Un point de vue supérieur
Je me souviens de l’accueil au Mont Athos, quand j’y arrivai en tant que touriste. Je cherchais quelque chose, mais ma recherche intérieure n’avait pas de but concret. L’environnement naturel m’avait enchanté, de même que le déroulement de la vie quotidienne à la Sainte Montagne. Les gens me plaisaient également ; ils étaient différents.
Jusqu’en 1968, la vie s’éteignait progressivement au Mont Athos, il n’y vivait plus que des moines d’âge avancé, les bâtiments tombaient en ruines. Il semblait que la gloire de la Sainte Montagne allait bientôt appartenir au passé. En 1963, on avait fêté le millénaire de l’Athos. Un personnage haut-placé avait dit : «Il est vraisemblable que nous soyons venus ici pour les funérailles de l’Athos». Mais bientôt, un miracle se produisit, et au bout de cinq ans la Sainte Montagne était méconnaissable. Le nombre de jeunes moines avait dépassé de loin celui des moines âgés. La vie consacrée au combat ascétique atteignait de nouveaux sommets. En 1981, la Grèce entra dans l’Union européenne, et on lui proposa les fonds permettant de reconstruire l’Athos. Il ne fait aucun doute que cela sauva la majorité de ces très anciens bâtiments. Sans cela, ils seraient déjà réduits en tas de cailloux. Mais en même temps, cela porta un préjudice immense à l’esprit de la Sainte Montagne. On construisit des routes dans tous les coins, car il fallait que les camions puissent transporter les matériaux de construction. Le bruit et la fumée perturbèrent le recueillement et la disposition à la prière. Et conformément aux instructions de l’Union Européenne, la reconstruction des bâtiments y introduisit une dimension de confort, luxe inouï jusque là inconnu sur l’Athos. Cette situation induisit chez les moines de nouvelles tentations, car, jusque là, la pauvreté de la vie monastique avait toujours été considérée comme une bénédiction divine. Il est vraisemblable que dans les monastères cénobitiques, les avantages de cette rénovation dépassent les inconvénients, mais la vie érémitique souffrit grandement de ces nouveautés. Mais malgré cela, l’Athos demeura un lieu de prière permanente ; jamais elle ne s’interrompt. C’est un lieu où la Grâce de Dieu se manifeste elle aussi en permanence, dans la sainteté de certains moines et dans d’autres signes mystérieux. Il est bien connu que c’est sur les montagnes que se produisirent les grands événements de la Bible : sur le Mont Sinaï furent donnés les Dix Commandements, sur le Thabor eut lieu la Transfiguration, sur le Mont Eleon, l’Ascension. La Sainte Montagne est un des points supérieurs du globe. C’est le laboratoire principal de la sainteté sur notre planète.

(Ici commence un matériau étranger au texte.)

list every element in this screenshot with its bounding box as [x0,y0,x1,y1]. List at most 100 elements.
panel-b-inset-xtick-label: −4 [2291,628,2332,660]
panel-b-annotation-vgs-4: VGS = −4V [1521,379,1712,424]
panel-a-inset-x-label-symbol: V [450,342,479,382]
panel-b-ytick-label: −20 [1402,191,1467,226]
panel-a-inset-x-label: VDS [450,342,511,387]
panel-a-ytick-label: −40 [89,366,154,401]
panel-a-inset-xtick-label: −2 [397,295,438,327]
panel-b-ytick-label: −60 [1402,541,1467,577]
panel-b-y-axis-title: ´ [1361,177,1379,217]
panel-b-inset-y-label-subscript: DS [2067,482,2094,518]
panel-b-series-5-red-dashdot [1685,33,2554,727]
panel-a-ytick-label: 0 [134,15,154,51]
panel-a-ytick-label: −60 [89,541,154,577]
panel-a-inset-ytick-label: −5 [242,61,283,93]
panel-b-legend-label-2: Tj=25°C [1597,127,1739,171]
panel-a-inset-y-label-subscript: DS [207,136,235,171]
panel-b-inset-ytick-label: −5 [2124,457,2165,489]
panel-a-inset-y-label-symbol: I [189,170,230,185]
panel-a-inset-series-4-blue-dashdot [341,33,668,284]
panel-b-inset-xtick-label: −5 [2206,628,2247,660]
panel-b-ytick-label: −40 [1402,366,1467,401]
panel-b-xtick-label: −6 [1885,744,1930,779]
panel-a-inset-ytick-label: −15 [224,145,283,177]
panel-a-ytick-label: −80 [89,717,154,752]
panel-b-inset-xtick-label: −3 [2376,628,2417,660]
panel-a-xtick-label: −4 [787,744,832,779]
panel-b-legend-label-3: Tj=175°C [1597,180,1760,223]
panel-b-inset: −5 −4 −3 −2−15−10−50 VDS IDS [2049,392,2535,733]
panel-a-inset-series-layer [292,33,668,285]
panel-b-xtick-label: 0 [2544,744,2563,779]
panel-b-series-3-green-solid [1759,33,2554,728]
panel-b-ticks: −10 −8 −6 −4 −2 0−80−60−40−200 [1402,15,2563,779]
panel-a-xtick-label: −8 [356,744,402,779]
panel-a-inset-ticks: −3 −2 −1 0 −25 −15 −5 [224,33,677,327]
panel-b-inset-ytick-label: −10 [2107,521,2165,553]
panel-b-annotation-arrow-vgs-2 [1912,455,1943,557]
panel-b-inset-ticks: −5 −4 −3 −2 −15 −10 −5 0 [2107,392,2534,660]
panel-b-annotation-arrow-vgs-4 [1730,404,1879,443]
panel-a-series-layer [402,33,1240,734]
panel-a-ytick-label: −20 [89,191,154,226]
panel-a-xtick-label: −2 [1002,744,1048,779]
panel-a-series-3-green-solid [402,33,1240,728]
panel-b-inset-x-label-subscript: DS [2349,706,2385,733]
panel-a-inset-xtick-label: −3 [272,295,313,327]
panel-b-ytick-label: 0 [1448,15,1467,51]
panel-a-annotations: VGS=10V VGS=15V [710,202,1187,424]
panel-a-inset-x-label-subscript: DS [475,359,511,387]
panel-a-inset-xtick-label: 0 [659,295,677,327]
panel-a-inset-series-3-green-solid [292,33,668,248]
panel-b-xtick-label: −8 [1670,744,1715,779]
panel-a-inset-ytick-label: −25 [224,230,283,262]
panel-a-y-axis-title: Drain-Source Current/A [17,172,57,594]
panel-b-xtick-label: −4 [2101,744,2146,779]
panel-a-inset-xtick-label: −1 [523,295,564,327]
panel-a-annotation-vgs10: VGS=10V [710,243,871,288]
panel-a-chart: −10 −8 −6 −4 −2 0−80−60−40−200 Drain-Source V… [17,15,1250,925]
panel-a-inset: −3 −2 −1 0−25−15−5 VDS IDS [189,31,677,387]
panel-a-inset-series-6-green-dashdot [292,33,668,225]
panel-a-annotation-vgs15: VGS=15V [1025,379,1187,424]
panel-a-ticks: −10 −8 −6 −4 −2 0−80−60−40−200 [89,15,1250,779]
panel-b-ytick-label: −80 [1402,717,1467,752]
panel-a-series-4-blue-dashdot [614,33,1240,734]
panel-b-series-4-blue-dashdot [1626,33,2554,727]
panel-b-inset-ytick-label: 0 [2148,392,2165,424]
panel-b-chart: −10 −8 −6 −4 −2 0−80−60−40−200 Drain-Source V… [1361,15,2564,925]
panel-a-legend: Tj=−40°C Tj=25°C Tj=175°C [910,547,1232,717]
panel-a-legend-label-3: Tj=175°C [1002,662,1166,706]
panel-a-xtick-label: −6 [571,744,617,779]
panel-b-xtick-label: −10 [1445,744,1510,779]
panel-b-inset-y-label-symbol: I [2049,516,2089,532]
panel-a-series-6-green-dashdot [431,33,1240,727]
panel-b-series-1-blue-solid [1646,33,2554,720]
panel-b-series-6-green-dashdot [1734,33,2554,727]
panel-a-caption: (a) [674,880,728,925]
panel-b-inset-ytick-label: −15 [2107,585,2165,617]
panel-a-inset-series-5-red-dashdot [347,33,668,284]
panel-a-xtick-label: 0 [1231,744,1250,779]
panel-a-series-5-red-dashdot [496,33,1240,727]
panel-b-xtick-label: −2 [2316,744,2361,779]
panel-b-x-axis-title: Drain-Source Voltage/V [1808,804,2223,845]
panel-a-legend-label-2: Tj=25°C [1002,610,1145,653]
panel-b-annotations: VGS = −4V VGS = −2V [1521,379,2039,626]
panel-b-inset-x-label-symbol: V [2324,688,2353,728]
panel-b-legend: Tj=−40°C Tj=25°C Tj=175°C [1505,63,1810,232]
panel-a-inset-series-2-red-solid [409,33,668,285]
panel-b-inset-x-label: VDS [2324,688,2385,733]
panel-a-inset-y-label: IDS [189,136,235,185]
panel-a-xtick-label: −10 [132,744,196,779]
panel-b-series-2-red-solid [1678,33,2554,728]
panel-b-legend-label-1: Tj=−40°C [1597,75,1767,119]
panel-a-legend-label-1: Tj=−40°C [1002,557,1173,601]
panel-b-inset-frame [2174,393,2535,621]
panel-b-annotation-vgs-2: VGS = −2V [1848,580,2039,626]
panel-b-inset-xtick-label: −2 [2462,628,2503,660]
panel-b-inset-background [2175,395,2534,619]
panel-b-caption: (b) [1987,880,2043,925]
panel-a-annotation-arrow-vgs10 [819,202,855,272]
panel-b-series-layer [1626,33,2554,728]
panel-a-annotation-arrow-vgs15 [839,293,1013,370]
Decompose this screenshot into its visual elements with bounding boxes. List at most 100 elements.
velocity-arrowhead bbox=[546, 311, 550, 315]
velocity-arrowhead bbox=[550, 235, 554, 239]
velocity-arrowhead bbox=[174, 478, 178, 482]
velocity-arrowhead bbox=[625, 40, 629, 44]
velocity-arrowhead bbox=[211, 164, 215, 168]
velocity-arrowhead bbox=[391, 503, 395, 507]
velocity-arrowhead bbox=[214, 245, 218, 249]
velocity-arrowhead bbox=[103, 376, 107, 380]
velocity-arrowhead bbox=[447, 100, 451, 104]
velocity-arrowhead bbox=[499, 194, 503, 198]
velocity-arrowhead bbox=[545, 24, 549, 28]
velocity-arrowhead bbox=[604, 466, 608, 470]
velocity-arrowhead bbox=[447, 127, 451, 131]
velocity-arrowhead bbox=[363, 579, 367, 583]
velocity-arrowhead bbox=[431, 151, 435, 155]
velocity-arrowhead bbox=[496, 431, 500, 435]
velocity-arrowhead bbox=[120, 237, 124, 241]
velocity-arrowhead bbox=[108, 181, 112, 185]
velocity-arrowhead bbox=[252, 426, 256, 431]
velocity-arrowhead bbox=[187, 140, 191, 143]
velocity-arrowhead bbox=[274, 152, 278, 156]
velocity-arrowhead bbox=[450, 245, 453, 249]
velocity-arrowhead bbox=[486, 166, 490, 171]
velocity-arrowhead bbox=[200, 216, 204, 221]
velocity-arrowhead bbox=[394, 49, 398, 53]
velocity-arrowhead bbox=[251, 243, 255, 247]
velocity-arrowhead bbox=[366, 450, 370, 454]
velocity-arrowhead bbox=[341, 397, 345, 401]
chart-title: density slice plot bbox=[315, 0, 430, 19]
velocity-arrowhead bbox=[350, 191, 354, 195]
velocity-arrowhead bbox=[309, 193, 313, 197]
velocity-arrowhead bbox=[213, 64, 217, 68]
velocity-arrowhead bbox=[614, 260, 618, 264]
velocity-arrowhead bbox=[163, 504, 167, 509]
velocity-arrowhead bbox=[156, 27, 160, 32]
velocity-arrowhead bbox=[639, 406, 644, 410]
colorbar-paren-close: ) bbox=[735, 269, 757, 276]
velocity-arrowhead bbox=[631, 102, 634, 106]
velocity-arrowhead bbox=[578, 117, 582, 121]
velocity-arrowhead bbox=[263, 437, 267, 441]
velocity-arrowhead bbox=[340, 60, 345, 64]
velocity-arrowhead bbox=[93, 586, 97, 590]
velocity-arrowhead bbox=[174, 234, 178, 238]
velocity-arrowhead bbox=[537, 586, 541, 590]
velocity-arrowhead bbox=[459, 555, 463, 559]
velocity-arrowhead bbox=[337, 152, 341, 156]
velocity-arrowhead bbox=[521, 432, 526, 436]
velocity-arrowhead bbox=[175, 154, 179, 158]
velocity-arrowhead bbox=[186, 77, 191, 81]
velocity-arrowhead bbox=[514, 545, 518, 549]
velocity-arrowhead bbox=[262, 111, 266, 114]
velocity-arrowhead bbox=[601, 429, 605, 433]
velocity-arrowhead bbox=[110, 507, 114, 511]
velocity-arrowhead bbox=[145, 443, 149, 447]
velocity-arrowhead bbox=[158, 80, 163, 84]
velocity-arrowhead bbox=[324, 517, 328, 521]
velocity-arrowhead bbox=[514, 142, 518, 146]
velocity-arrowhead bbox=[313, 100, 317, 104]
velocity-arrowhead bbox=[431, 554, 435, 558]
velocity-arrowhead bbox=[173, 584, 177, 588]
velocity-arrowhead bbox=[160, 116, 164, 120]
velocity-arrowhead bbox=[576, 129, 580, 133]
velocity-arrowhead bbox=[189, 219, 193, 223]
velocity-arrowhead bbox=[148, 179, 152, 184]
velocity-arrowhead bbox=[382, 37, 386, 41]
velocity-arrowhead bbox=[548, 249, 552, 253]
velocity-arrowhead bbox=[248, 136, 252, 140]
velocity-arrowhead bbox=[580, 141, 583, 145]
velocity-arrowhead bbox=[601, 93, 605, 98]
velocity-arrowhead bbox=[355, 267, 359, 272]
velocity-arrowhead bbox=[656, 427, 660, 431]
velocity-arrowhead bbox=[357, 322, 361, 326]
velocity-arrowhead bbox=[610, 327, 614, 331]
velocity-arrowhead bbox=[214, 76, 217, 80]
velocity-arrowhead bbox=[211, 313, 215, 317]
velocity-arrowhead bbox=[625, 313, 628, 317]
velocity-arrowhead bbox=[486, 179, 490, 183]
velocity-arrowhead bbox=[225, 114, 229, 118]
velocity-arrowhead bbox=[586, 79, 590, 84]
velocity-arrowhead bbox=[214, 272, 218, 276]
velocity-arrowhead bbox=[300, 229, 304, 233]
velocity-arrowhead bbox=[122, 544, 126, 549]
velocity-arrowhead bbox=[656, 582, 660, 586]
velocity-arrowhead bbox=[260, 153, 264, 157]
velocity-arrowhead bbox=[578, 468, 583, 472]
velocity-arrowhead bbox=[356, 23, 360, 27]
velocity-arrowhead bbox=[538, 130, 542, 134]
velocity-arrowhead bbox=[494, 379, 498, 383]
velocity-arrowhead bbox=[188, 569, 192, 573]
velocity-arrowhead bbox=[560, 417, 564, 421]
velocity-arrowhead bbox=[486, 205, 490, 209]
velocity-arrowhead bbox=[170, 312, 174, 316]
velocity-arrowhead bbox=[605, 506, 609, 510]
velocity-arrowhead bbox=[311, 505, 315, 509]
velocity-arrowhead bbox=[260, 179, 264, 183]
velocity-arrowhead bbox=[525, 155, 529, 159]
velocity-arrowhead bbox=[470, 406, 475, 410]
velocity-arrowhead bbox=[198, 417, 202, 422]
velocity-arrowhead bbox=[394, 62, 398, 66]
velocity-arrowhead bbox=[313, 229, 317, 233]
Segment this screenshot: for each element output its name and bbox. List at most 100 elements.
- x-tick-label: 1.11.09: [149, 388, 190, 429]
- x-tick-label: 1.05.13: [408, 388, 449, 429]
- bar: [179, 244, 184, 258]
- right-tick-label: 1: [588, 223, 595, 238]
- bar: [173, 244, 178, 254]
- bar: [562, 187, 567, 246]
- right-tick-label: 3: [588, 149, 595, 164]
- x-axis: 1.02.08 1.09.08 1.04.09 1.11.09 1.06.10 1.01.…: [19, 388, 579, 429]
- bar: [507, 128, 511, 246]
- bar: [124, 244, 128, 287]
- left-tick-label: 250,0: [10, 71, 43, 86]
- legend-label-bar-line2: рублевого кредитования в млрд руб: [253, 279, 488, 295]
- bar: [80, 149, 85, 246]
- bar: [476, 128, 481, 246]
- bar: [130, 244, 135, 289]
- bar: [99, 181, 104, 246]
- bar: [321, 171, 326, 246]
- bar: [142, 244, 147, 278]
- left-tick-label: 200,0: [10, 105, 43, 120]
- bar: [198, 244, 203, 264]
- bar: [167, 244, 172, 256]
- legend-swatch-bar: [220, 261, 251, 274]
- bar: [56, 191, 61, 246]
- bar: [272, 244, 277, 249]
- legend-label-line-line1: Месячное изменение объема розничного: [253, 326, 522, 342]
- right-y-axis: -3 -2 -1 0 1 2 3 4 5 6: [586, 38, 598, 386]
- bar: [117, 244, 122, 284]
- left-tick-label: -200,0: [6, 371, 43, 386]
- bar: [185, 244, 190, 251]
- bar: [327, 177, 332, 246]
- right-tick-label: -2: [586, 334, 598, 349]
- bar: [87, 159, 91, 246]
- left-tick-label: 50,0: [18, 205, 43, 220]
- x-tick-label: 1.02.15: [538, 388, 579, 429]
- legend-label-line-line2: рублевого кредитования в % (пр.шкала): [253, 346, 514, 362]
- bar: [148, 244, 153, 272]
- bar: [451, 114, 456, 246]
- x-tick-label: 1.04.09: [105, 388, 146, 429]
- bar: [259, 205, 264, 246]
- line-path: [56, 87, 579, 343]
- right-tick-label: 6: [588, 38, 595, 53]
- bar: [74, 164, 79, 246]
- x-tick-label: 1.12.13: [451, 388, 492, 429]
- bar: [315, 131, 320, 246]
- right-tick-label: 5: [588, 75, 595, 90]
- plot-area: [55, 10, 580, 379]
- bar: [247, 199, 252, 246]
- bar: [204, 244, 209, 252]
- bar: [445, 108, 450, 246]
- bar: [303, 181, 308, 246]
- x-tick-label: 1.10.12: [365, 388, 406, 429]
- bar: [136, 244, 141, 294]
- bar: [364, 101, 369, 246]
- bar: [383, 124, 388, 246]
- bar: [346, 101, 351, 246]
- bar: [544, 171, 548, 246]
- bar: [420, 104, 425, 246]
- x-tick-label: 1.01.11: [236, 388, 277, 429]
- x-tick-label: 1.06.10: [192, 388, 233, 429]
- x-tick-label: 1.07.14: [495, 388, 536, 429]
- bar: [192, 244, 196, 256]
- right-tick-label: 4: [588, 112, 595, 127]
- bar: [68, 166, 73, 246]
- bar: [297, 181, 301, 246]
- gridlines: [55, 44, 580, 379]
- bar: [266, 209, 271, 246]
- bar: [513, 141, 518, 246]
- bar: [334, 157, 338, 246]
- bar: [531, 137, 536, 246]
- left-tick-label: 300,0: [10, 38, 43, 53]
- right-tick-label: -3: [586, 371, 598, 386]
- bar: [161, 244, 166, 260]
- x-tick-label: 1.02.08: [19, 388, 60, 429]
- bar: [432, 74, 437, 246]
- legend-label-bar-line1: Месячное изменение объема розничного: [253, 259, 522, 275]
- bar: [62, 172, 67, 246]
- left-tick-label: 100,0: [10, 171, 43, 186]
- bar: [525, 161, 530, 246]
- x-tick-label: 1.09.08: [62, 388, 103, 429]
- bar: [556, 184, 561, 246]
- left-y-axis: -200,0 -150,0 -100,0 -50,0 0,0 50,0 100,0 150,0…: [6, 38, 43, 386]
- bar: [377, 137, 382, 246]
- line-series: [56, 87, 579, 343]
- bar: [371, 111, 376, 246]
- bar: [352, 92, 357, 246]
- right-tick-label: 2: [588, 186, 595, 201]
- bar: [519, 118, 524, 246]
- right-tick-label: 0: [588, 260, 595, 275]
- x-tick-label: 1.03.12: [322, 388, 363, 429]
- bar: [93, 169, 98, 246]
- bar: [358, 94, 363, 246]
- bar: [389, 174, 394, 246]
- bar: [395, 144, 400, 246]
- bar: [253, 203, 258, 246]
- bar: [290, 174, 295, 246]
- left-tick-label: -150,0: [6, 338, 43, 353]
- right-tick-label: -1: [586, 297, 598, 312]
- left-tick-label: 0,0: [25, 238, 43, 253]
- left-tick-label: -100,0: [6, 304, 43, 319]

Le mode de vie athonite repose sur quatre piliers principaux.

Karyes

L’érémitisme. La vie monastique sur l’Athos, c’est avant tout l’érémitisme et l’hésychasme. Le typikon des monastères athonites est beaucoup plus rigoureux que dans les autres monastères.
L’autonomie de fonctionnement. Ce ne sont pas des évêques qui dirigent l’Athos. Ils peuvent juste gêner le cours des choses. La Sainte Montagne est placée sous la protection du Patriarche de Constantinople, et c’est la Panagia Elle-même qui dirige l’Athos.
La dimension œcuménique. L’Athos est une manifestation œcuménique sur terre. Il n’est ni russe, ni grec, ni quoi que ce soit, il unit tout. On y trouve un monastère russe, Saint Panteleimon, un serbe, Chilandar, un bulgare, Zographou. Parmi les douze skites, deux sont roumaines. Et toutes les nationalités sont représentées parmi les habitants des monastères.
Les règles d’accessibilité. N’accède à la Saint Montagne que tout ce qui y est nécessaire, et comme les femmes ne sont pas du tout nécessaires à la vie des moines, elles ne peuvent entrer sur le Mont Athos. Je considère que la Saint Montagne devrait être inaccessibles aux chaînes de télévision, et à tous les curieux (dont je fis moi-même partie jadis).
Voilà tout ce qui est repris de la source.